Fabian-Soriano v. Barr

925 F.3d 552
CourtCourt of Appeals for the First Circuit
DecidedMay 31, 2019
Docket18-2052P
StatusPublished
Cited by3 cases

This text of 925 F.3d 552 (Fabian-Soriano v. Barr) is published on Counsel Stack Legal Research, covering Court of Appeals for the First Circuit primary law. Counsel Stack provides free access to over 12 million legal documents including statutes, case law, regulations, and constitutions.

Bluebook
Fabian-Soriano v. Barr, 925 F.3d 552 (1st Cir. 2019).

Opinion

LYNCH, Circuit Judge.

*554 The primary issue in this immigration case is whether the statutory bar in 8 U.S.C. § 1252 (a)(2)(C) strips this court of jurisdiction over Mauricio Fabian-Soriano's petition for judicial review of a Board of Immigration Appeals' decision adopting and affirming an Immigration Judge's denial of Fabian's request for withholding of removal under the Immigration and Nationality Act § 241(b)(3), 8 U.S.C. § 1231 (b)(3).
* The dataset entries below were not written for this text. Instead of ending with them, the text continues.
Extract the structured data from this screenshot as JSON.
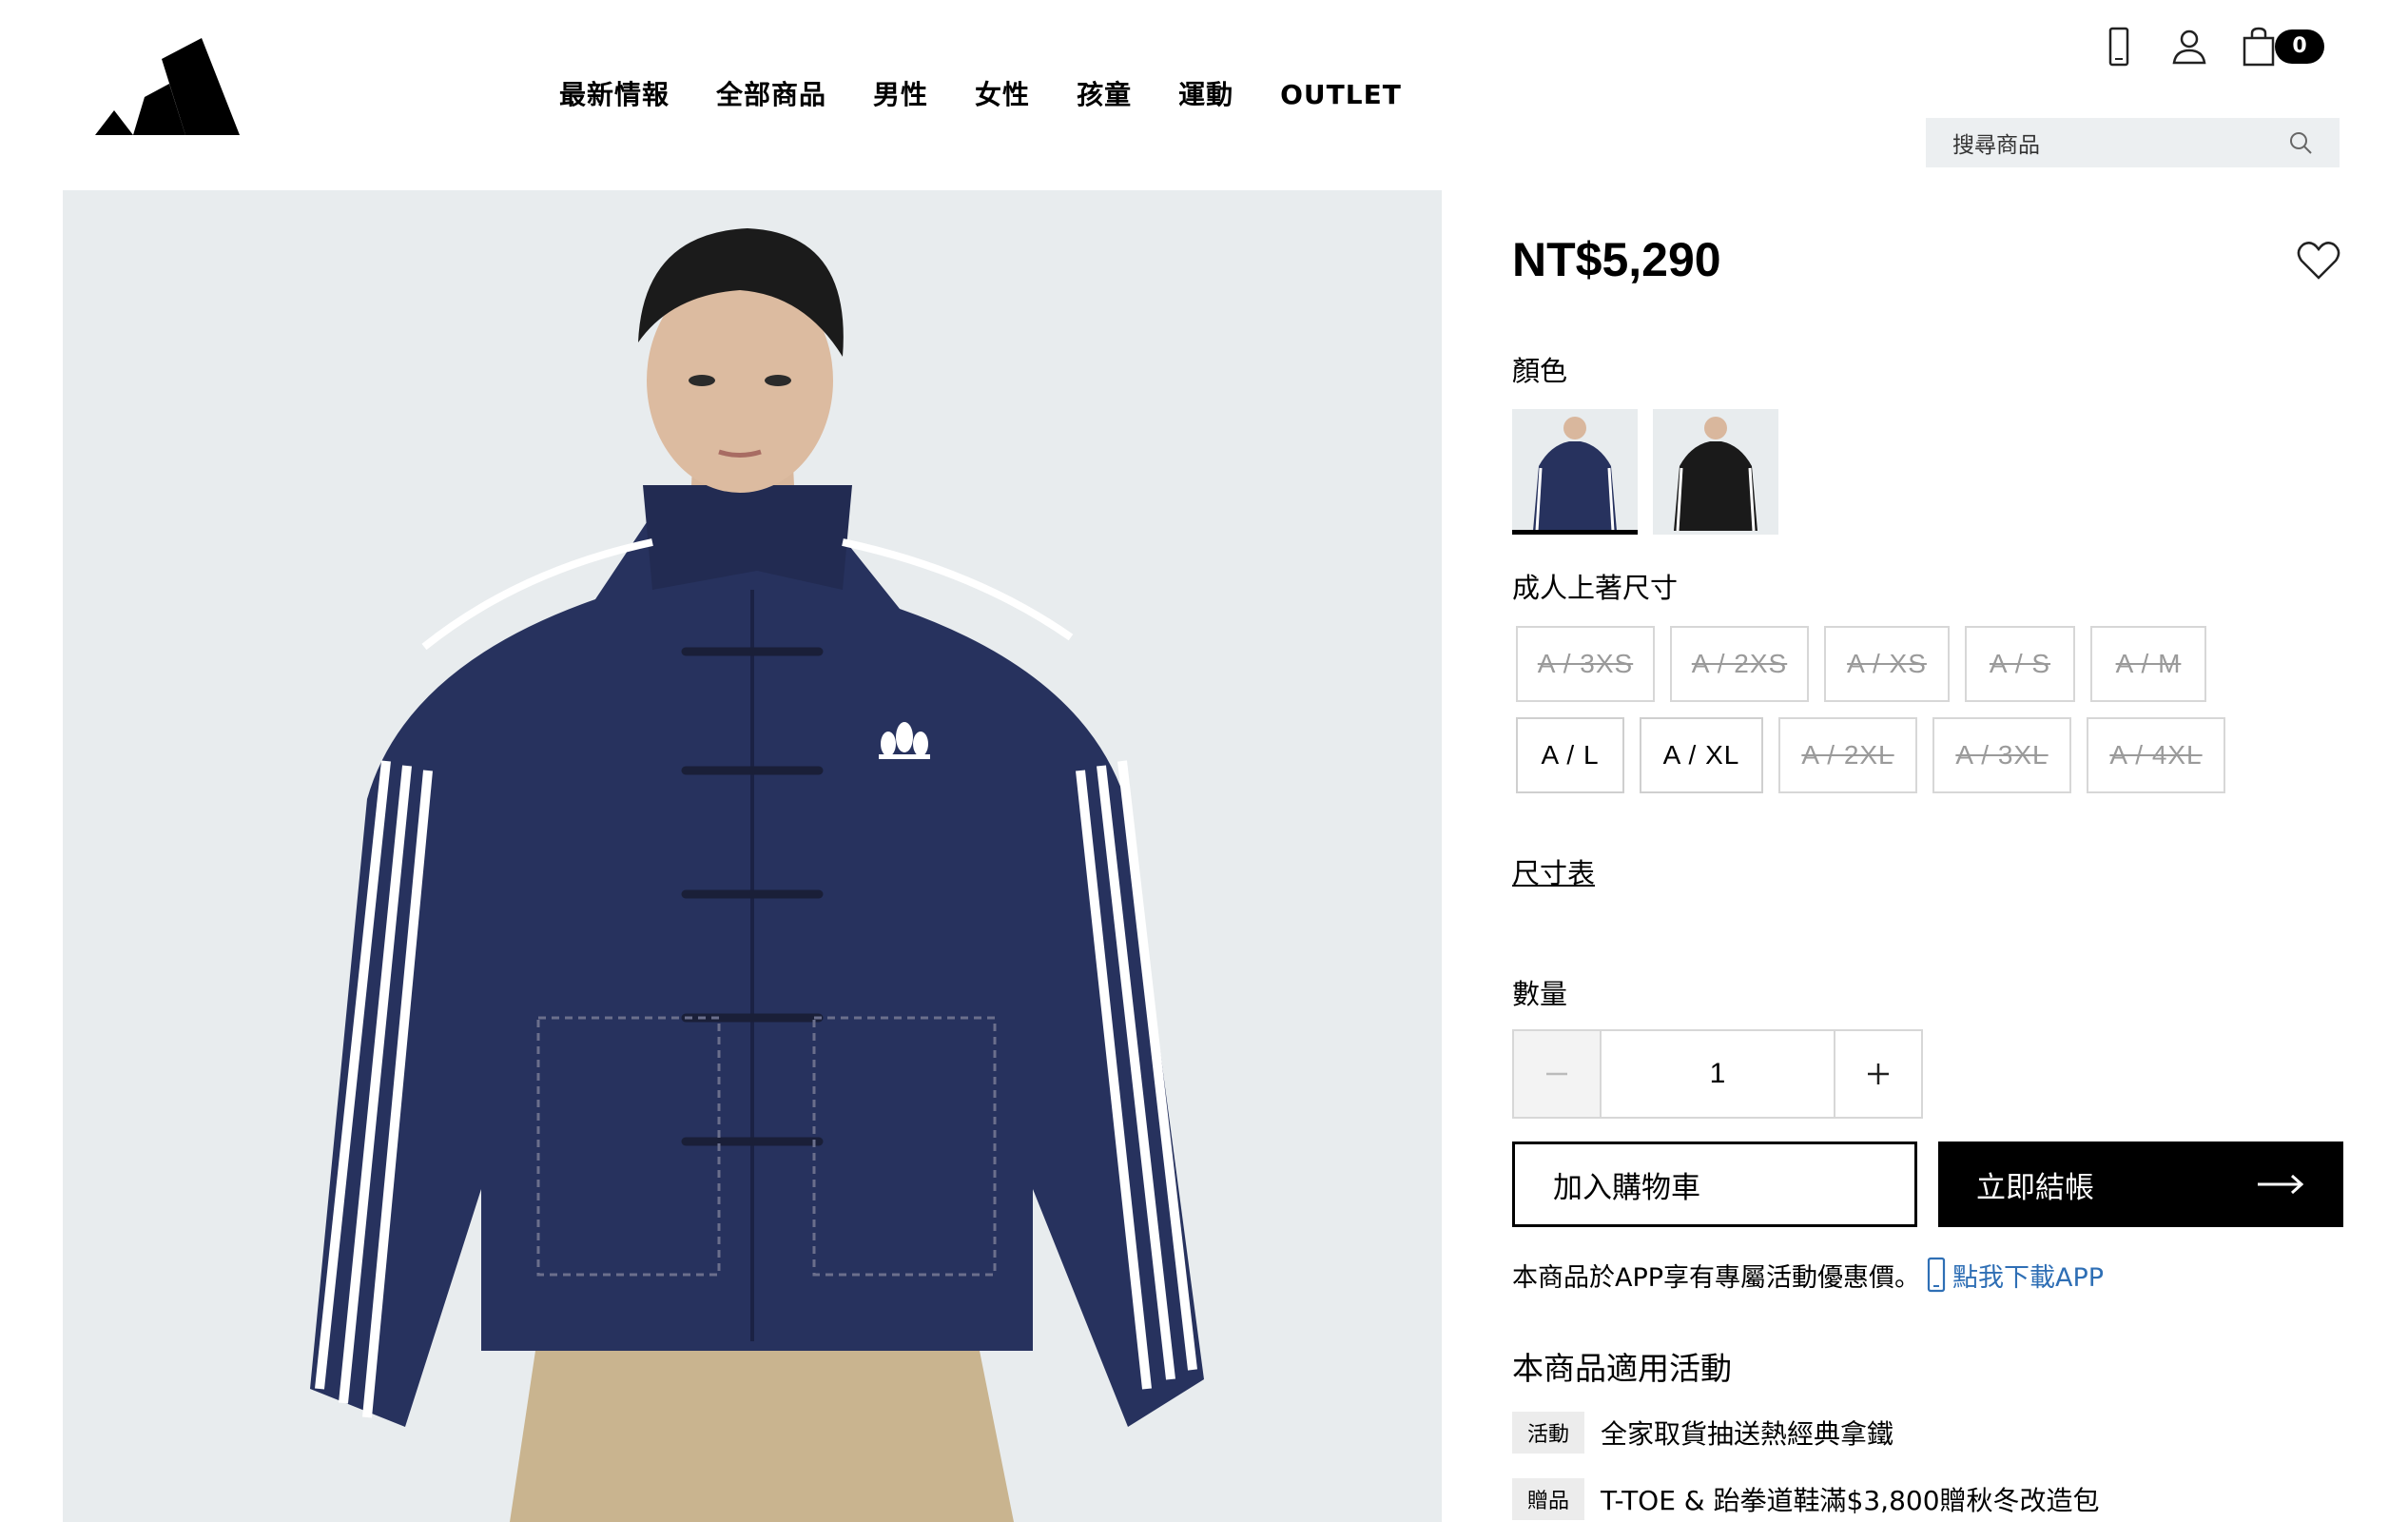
{
  "header": {
    "nav": [
      "最新情報",
      "全部商品",
      "男性",
      "女性",
      "孩童",
      "運動",
      "OUTLET"
    ],
    "cart_count": "0",
    "search_placeholder": "搜尋商品",
    "icons": [
      "adidas-logo",
      "mobile-icon",
      "user-icon",
      "bag-icon",
      "search-icon"
    ]
  },
  "product": {
    "price": "NT$5,290",
    "color_label": "顏色",
    "colors": [
      "navy-denim",
      "black"
    ],
    "size_label": "成人上著尺寸",
    "sizes": [
      [
        {
          "label": "A / 3XS",
          "available": false
        },
        {
          "label": "A / 2XS",
          "available": false
        },
        {
          "label": "A / XS",
          "available": false
        },
        {
          "label": "A / S",
          "available": false
        },
        {
          "label": "A / M",
          "available": false
        }
      ],
      [
        {
          "label": "A / L",
          "available": true
        },
        {
          "label": "A / XL",
          "available": true
        },
        {
          "label": "A / 2XL",
          "available": false
        },
        {
          "label": "A / 3XL",
          "available": false
        },
        {
          "label": "A / 4XL",
          "available": false
        }
      ]
    ],
    "size_chart": "尺寸表",
    "qty_label": "數量",
    "qty": "1",
    "add_to_cart": "加入購物車",
    "checkout": "立即結帳",
    "app_note": "本商品於APP享有專屬活動優惠價。",
    "app_link": "點我下載APP",
    "promo_title": "本商品適用活動",
    "promos": [
      {
        "tag": "活動",
        "text": "全家取貨抽送熱經典拿鐵"
      },
      {
        "tag": "贈品",
        "text": "T-TOE & 跆拳道鞋滿$3,800贈秋冬改造包"
      }
    ]
  },
  "colors": {
    "accent_link": "#2f6fb5",
    "image_bg": "#e8ecee",
    "jacket": "#27325e"
  }
}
Because Fabian is removable due to his conviction for a state crime involving moral turpitude, we lack jurisdiction under 8 U.S.C. § 1252 (a)(2)(C) to consider Fabian's challenge to the denial of withholding of removal. He raises no colorable legal or constitutional claims. We also lack jurisdiction to consider Fabian's argument, made for the first time in his brief to us, that he is part of a particular social group consisting of "persons who oppose gang membership and face continuous threatening behavior after resisting recruitment, even after informing the police and seeking their assistance and protection." He did not exhaust that argument.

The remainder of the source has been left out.